Phase-locking has improved the beam quality and spectral purity of a 3.3THz (~91µm) quantum cascade laser (QCL), achieving single-mode operation at 2W output.

High radiative efficiency is one of the reasons that the output power is so high.

“Radiative efficiency is greater than 50% for the first time for any single-mode quantum cascade laser,” Lehigh University research engineer Sushil Kumar told Electronics Weekly. And “this is the first report of a multi-watt power output for a single-mode terahertz terahertz semiconductor laser.”

The laser consists of many synchronised sub-lasers – each purple block in the artist’s impression is an individual sub-laser.

The cavity of each sub-laser is a flat slab-like 10µm-thick GaAs/AlGaAs block, with emission upwards in the diagram, through the 10µm thickness. To initiate lasing, energy is confined in the cavity by metallic top and bottom coatings.

Left alone, such lasers have ill-defined emission characteristics, according to the university, and various ways have been tried to phase-lock many to form a single-mode narrow high-quality beam.

And the Lehigh team has invented just such a scheme, which is described in Optica paper ‘Phase-locked terahertz plasmonic laser array with 2W output power in a single spectral mode’.

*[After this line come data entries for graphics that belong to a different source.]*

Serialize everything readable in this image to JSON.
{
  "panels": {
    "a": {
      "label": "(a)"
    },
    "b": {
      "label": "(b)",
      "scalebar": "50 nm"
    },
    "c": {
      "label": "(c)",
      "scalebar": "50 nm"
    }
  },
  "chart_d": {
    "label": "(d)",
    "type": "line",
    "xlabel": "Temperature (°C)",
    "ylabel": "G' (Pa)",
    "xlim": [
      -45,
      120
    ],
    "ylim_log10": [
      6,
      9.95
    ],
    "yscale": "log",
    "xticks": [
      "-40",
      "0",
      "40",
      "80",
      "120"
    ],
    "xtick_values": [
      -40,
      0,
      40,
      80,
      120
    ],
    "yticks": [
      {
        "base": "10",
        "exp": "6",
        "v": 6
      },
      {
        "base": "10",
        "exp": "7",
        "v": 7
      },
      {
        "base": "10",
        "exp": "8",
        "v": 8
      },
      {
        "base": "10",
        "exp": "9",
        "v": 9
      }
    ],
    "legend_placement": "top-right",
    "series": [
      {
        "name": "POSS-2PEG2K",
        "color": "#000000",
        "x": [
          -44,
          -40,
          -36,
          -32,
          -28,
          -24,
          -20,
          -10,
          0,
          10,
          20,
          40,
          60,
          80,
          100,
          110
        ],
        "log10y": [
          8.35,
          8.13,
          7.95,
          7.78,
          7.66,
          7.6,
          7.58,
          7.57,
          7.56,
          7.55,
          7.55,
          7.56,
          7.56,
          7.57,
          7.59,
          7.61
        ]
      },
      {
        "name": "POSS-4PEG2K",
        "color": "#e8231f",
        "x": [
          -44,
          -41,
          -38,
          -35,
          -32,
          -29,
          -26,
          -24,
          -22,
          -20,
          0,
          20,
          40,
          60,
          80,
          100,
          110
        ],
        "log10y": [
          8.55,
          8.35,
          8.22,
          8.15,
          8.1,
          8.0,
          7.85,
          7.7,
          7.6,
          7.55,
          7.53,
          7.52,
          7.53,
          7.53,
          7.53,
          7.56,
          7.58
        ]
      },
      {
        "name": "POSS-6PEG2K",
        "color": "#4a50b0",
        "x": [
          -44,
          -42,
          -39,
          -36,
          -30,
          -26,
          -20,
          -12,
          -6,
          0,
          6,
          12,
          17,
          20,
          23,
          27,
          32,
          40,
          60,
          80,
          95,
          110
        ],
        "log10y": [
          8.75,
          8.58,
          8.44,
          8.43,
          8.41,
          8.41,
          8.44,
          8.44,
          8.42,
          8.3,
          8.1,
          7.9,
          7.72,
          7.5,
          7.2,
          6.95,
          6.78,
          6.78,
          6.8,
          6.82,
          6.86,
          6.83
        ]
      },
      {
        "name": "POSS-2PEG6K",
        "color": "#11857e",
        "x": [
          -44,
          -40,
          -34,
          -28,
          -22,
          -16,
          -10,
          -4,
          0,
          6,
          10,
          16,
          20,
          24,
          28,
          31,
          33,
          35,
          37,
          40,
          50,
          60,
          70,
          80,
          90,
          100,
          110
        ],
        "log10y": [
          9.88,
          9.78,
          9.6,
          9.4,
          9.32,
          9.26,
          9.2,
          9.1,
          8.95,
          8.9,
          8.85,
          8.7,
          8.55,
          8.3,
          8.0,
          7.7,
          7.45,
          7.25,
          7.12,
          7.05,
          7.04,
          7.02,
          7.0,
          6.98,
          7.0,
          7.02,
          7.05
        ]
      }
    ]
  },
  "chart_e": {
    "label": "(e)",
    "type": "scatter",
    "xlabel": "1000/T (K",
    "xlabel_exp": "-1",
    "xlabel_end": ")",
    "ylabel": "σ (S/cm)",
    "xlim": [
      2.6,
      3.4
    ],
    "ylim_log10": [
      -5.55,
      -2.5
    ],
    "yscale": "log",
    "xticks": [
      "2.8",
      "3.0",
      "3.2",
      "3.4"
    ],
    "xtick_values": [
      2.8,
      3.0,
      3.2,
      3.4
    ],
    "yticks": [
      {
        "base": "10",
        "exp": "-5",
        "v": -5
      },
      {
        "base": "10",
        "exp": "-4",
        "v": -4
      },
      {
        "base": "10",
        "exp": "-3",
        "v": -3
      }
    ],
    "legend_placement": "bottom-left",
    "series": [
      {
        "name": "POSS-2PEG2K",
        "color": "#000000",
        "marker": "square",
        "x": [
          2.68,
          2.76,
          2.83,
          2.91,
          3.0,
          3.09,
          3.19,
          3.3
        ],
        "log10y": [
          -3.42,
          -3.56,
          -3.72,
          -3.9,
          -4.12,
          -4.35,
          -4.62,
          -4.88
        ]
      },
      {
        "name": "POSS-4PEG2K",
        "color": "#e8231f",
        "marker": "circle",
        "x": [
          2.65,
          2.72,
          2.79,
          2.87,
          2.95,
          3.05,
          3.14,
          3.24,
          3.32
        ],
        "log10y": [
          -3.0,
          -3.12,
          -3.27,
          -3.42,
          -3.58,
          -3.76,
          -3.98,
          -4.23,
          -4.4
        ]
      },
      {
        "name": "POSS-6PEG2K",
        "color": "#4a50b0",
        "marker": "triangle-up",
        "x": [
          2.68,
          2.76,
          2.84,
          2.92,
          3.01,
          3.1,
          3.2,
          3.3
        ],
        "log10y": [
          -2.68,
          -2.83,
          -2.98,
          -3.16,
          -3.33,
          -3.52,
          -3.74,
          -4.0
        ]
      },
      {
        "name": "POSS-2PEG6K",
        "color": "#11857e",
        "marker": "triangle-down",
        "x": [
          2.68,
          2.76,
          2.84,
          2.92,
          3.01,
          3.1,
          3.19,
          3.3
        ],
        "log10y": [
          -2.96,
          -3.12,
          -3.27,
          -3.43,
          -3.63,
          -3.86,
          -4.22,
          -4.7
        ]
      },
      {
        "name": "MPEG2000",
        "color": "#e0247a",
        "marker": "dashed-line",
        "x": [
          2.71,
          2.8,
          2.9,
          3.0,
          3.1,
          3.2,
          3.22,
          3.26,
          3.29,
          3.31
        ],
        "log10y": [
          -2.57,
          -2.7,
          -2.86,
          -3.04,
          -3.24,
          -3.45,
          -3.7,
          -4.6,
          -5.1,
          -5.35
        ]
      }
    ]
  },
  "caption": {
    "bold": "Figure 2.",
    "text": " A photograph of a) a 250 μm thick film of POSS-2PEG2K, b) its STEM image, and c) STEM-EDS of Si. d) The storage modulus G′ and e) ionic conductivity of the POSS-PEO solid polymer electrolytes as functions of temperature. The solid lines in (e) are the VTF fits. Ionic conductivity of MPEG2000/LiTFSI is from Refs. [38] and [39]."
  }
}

“Our paper describes a phase-locking scheme for plasmonic lasers that is distinctly different from prior research on phase-locked lasers in the vast literature on semiconductor lasers,” said Lehigh researcher Yuan Jin. “The demonstrated method makes use of travelling surface waves of electromagnetic radiation as a tool for phase-locking of plasmonic optical cavities. The efficacy of the method is demonstrated by achieving record-high output power for terahertz lasers that has been increased by an order of magnitude compared to prior work.”

The coupling mechanism is not between cavities, but in the surrounding medium, on top of the cavity metal confinement layers, through ‘single-sided surface-plasmon-polariton’ waves.

This description and the diagram above are simplifications. For complete details, the full clearly-written paper is available free.

Lehigh University is in Pennsylvania. Kumar and Jin worked with John Reno of the US Sandia National Laboratories.